Minimum Thought Put into Minimum Wage

Mitt Romney panicked the other day. The press was raking him over the coals for saying that he worried more about the middle class than he did about the poor. So he panicked and threw a bone to liberals, some of whom he hopes will vote for him in November.

The bone he threw was a promise to index minimum wage to inflation -- an idea that's not only an insult to those who believe in free markets, but also an insult to the millions of young folks who are out of work because of minimum wage laws.

As the brilliant economist Thomas Sowell pointed out in a column this week, a minimum wage is one of the worst things you can do to young folks out of work.

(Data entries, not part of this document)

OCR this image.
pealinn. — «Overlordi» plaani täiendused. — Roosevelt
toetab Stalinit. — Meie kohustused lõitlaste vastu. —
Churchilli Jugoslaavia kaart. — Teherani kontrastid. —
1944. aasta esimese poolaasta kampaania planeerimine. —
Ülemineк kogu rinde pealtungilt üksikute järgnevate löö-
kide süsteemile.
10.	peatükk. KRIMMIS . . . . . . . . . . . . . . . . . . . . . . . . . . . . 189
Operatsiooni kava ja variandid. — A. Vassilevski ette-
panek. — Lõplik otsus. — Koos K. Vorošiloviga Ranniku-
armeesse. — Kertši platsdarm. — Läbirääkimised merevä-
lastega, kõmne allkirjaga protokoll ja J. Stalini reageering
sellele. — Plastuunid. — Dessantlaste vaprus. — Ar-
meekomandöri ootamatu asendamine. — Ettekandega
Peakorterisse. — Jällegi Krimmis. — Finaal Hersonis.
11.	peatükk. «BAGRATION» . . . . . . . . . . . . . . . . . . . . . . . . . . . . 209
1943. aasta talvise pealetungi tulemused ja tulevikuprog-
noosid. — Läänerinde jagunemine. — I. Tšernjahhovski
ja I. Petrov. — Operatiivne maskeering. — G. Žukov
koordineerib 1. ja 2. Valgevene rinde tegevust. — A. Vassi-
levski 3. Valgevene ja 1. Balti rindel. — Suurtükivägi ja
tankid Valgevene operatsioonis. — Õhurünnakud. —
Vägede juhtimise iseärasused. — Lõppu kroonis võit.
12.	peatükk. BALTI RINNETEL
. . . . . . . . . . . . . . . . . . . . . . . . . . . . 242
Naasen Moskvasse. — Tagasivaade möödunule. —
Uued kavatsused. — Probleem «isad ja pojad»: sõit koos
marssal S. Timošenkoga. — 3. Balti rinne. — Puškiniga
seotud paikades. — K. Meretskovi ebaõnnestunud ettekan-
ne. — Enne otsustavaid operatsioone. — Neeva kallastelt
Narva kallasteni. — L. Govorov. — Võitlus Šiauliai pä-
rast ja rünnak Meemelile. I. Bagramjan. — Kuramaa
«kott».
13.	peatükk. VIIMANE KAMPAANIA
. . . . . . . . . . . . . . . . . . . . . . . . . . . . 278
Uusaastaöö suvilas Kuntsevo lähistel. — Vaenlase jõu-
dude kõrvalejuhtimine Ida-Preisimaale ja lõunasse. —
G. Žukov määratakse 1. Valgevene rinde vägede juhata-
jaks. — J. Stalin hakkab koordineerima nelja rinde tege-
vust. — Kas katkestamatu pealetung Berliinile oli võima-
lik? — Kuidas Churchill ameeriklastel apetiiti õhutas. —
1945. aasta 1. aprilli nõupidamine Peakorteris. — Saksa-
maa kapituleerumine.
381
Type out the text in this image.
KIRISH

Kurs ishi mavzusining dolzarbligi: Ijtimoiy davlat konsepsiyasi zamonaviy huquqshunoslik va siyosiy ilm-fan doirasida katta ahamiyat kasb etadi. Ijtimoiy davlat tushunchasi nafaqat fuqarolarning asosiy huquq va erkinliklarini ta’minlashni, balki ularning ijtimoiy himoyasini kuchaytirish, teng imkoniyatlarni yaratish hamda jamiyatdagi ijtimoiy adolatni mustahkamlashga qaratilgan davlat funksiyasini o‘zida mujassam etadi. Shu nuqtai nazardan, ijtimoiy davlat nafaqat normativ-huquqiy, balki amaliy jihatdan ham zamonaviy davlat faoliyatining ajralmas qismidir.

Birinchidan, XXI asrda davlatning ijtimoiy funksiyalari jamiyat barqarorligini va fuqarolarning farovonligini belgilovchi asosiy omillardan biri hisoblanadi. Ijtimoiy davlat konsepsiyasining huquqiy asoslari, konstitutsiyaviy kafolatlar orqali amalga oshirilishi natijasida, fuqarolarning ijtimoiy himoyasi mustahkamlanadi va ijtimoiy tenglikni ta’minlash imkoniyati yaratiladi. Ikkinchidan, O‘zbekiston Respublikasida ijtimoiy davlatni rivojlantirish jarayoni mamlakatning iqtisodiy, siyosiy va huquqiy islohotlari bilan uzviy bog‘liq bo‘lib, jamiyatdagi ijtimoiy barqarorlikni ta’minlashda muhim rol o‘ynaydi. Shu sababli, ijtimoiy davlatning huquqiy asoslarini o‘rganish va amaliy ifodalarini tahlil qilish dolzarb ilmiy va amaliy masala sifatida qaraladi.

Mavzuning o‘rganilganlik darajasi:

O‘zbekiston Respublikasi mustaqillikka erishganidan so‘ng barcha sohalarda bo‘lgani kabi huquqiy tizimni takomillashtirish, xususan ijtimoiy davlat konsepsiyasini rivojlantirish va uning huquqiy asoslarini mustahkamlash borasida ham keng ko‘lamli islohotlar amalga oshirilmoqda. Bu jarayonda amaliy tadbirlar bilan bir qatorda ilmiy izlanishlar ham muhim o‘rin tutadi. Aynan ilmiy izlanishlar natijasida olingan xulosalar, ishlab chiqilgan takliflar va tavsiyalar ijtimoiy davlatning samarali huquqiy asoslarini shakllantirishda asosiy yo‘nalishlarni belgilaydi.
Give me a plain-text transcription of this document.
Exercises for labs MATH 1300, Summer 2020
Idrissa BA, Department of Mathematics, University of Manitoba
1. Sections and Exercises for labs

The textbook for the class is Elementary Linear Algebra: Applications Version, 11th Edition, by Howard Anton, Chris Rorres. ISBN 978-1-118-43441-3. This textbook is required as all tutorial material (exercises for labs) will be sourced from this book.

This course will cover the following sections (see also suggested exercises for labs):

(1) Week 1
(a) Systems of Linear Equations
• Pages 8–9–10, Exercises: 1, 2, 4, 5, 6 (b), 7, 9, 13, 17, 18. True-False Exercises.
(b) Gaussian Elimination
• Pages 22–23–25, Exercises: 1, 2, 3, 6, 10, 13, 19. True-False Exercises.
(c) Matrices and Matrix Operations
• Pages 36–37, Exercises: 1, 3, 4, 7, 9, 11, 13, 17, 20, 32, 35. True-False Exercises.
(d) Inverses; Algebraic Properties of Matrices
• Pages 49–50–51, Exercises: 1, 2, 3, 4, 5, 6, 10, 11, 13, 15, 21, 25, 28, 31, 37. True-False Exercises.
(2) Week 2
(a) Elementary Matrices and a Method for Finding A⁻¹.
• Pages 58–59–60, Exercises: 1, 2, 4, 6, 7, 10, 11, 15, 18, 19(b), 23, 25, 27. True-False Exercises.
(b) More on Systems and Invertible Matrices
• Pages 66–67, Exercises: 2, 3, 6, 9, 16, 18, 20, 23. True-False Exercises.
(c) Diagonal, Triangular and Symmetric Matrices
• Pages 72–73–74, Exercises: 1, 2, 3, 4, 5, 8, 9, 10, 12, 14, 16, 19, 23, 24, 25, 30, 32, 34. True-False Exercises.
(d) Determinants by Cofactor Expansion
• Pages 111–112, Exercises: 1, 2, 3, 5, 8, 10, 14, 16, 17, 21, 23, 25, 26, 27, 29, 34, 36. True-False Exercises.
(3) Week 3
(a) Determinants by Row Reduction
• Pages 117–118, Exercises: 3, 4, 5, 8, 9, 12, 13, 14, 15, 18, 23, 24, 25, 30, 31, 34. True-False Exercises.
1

"When you set minimum-wage levels higher than many inexperienced young people are worth, they don't get hired. It is not rocket science."

The minimum wage is particularly tough on black teens, whose unemployment rate is now over 39%. But it hasn't always been that way. Sowell reminds us that black teen unemployment in the late 1940s was under 10%. Why? Because there really wasn't a minimum wage back then; high inflation had made it meaningless.

So young black men were able to get entry level positions. Sowell was one of them. His first job was delivering telegrams in New York -- not a great job, but for a black, high school drop out in the late 1940s, it was a great start. And he wouldn't have gotten that start if there had been a real minimum wage.

Minimum wage laws prevent that first leg up. And if we index minimum wage to inflation, we'll see teenage unemployment go even higher.